In this entire scheme, the Army Corps of Engineers has no role, except to follow the dictates of those lead agencies to which Congress has, in fact, delegated such authority. See Bennett v. Spear, 520 U.S. 154, 154 (1997) (noting Corps must seek biological opinion from Fish and Wildlife Service under Section 7 of the Endangered Species Act when proposed potentially affects certain wildlife). Indeed, had Congress wanted to give the Corps authority over wildlife habitat protection under any of these statutes, or to implicate the Corps’ permitting authority under Section 404 of the Clean Water Act, there is no reason why it could not have done so.

In short, under the regulatory scheme adopted by Congress, there is nothing to even suggest that Congress ever intended that the Corps exercise the Clean Water Act’s Section 404 permitting authority over isolated wetlands solely because of the presence of migratory birds.

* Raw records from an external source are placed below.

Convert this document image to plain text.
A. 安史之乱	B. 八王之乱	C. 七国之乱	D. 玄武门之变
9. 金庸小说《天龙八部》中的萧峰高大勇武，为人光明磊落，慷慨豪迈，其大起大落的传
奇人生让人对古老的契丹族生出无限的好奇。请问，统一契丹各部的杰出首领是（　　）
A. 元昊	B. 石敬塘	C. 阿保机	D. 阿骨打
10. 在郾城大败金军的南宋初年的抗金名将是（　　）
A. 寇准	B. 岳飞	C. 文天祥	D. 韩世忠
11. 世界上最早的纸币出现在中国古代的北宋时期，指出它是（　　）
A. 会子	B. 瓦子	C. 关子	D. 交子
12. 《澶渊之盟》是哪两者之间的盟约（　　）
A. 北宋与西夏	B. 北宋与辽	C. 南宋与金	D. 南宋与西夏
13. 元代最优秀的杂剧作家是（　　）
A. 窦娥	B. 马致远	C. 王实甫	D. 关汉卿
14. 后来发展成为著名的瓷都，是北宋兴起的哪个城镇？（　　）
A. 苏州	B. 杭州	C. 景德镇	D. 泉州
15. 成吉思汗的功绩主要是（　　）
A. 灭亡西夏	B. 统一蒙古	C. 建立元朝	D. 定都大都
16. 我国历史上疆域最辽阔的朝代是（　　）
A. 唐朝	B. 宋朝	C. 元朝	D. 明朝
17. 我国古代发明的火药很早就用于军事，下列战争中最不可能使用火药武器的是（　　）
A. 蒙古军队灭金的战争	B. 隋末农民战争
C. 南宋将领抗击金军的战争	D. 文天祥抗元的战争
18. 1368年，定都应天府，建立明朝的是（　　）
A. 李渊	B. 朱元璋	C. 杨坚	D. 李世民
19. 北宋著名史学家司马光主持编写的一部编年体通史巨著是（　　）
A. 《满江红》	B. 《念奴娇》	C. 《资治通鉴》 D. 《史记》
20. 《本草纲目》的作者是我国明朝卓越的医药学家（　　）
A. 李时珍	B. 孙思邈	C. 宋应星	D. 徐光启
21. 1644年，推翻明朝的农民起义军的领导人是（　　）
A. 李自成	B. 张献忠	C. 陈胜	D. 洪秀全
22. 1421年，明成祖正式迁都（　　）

The court below’s decision to defer to the agency’s policy determination regarding its own jurisdiction not only fails to take into account Congress’ overall administrative scheme with respect to the Clean Water Act and numerous wildlife protection statutes, but also runs afoul of the inherent limitation of the Chevron doctrine – separation of powers. Since Congress evidently did not intend to delegate wildlife habitat protection authority to the Corps, the Corps’ usurpation of that authority for itself turns on its head the very notion of separation of powers.